Another limitation of this study is the sample size and the recruitment of participants from only a few institutions, which may limit the generalizability of mask-use behaviors and environmental conditions. Storing masks in domestic freezers, even with standardized instructions, may have introduced variability in temperature and humidity that could influence RNA preservation. In addition, restricting sequencing to samples with Ct < 30 likely excluded low-viral-load cases and may have underrepresented circulating variants. Future studies should include larger and more diverse populations, controlled storage conditions, and experimental assessments of RNA stability in different mask materials. These factors may introduce variability in viral detection and should be considered when evaluating the representativeness of our results. Moreover, inter-individual differences in facial anatomy and mask fit can alter airflow trajectories and deposition patterns, contributing to the spatial heterogeneity of viral load observed across mask regions.

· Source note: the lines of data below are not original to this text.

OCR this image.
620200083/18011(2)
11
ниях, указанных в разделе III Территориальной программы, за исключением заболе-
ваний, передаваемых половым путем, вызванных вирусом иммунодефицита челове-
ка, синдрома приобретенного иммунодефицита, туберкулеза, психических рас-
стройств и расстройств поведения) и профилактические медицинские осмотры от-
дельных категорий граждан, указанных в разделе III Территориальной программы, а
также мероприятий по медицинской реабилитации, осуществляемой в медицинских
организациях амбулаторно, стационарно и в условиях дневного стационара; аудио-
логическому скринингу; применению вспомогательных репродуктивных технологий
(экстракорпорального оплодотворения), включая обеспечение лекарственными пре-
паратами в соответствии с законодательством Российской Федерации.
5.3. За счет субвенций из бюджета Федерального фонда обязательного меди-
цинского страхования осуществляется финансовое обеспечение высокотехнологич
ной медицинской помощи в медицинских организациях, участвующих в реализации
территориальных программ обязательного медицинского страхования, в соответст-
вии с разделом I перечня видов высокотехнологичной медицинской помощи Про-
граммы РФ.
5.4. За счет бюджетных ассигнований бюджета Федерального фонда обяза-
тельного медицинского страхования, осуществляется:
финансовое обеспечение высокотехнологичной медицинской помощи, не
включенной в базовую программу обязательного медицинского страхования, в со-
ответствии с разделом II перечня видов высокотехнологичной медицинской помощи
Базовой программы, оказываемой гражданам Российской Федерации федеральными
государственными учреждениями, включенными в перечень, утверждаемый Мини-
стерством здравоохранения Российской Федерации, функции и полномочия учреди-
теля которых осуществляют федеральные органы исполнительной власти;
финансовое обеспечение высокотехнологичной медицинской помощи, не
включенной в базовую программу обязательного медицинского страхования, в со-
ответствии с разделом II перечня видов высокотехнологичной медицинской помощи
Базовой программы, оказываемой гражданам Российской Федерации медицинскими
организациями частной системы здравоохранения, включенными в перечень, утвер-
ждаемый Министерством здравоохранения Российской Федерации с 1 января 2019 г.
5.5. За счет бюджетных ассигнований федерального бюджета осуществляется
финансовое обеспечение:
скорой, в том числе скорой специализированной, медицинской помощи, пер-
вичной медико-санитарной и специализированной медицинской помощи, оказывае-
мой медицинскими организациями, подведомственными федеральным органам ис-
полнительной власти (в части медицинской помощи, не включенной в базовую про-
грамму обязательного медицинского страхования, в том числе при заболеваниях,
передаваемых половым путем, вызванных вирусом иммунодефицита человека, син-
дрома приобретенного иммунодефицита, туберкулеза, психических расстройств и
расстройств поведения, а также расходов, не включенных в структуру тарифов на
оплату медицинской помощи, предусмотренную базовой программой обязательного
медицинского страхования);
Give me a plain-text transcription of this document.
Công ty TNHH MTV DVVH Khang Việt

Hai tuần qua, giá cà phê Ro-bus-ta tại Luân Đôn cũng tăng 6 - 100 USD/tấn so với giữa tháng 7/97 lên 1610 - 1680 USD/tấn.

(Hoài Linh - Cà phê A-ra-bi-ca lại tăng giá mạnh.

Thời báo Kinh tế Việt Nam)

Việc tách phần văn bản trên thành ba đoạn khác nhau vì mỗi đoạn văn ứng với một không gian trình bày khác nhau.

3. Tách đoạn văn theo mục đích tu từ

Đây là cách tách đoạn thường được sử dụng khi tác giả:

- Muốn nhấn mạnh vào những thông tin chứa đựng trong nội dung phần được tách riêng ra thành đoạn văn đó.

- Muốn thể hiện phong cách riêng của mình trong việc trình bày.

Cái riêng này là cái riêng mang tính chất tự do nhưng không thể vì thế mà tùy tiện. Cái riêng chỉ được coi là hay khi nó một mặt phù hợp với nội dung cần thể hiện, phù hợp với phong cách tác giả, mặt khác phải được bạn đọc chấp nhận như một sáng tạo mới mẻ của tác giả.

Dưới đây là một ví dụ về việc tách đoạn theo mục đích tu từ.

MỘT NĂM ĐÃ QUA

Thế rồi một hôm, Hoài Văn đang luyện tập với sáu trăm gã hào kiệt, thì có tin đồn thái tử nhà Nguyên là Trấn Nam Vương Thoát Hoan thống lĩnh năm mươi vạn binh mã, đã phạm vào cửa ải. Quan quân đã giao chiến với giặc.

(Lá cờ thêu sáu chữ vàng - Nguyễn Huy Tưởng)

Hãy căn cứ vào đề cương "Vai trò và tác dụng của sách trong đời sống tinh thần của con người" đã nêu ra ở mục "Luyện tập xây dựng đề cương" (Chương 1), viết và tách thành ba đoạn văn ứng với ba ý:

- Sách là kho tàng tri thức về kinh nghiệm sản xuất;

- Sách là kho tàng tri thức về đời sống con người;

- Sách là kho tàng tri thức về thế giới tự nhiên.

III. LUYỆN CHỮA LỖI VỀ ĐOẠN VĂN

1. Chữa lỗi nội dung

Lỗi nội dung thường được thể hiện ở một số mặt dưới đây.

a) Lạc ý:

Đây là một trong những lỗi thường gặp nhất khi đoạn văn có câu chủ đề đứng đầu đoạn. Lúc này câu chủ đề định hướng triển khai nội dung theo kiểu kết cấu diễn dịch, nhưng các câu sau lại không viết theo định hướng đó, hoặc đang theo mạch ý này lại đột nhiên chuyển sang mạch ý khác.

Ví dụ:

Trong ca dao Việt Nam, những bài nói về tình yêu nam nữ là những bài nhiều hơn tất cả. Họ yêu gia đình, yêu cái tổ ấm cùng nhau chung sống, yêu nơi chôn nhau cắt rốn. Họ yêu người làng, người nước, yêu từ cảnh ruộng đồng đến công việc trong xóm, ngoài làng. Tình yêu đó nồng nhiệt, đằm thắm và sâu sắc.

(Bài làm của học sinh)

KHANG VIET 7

Notably, a major strength of this study is the demonstration that masks can serve as a fully non-invasive sampling tool, improving participant acceptability for repeated testing and enabling surveillance at a broader scale in community environments. This approach is particularly advantageous for groups in whom nasopharyngeal swabbing is challenging—such as children, older adults, and individuals with disabilities. Furthermore, mask-based sampling reduces the need for trained personnel and specialized infrastructure, making it a feasible and scalable option for epidemiological monitoring.

5. Conclusions

This study provides a comprehensive analysis of SARS-CoV-2 viral load retention in face masks worn by infected individuals, evaluating spatial distribution across nasal, oral, and lateral regions, and comparing structural differences between surgical and fabric masks. Viral load quantification across internal, middle, and outer mask layers, combined with longitudinal data, was used to investigate viral clearance over time. No statistically significant differences in viral load were observed between surgical and fabric masks across any layer or region. Both mask types exhibited similar performance in the internal, middle, and outer layers of the nose and mouth, and in the lateral sections, with comparable viral loads and high inter-individual variability. Longitudinal analysis revealed a consistent and statistically significant reduction in viral load over time, with an estimated daily decrease of 0.216 log₁₀ units, equivalent to a 39% decline per day. This trend was confirmed through both an LMM and an exponential decay fit (R² = 0.88), supporting the hypothesis of progressive viral clearance through exhalation. Collectively, these findings highlight that both surgical and fabric masks are similarly effective in retaining viral particles on their surface, and that viral contamination of masks decreases substantially with time, reinforcing current recommendations on mask usage duration and hygiene. Furthermore, this study demonstrated the possibility of amplifying and sequencing SARS-CoV-2 genetic material directly from used face masks. This finding reinforces the potential of masks, a readily available and non-invasive source of viral RNA, as a complementary tool for genomic surveillance and monitoring of SARS-CoV-2 circulation in the community. Such an approach could provide valuable epidemiological insights, especially in scenarios where conventional sampling methods, such as nasopharyngeal swabs, are limited or not feasible. Future studies should evaluate whether this mask-based genomic surveillance approach can be extended to other respiratory viruses with similar transmission dynamics.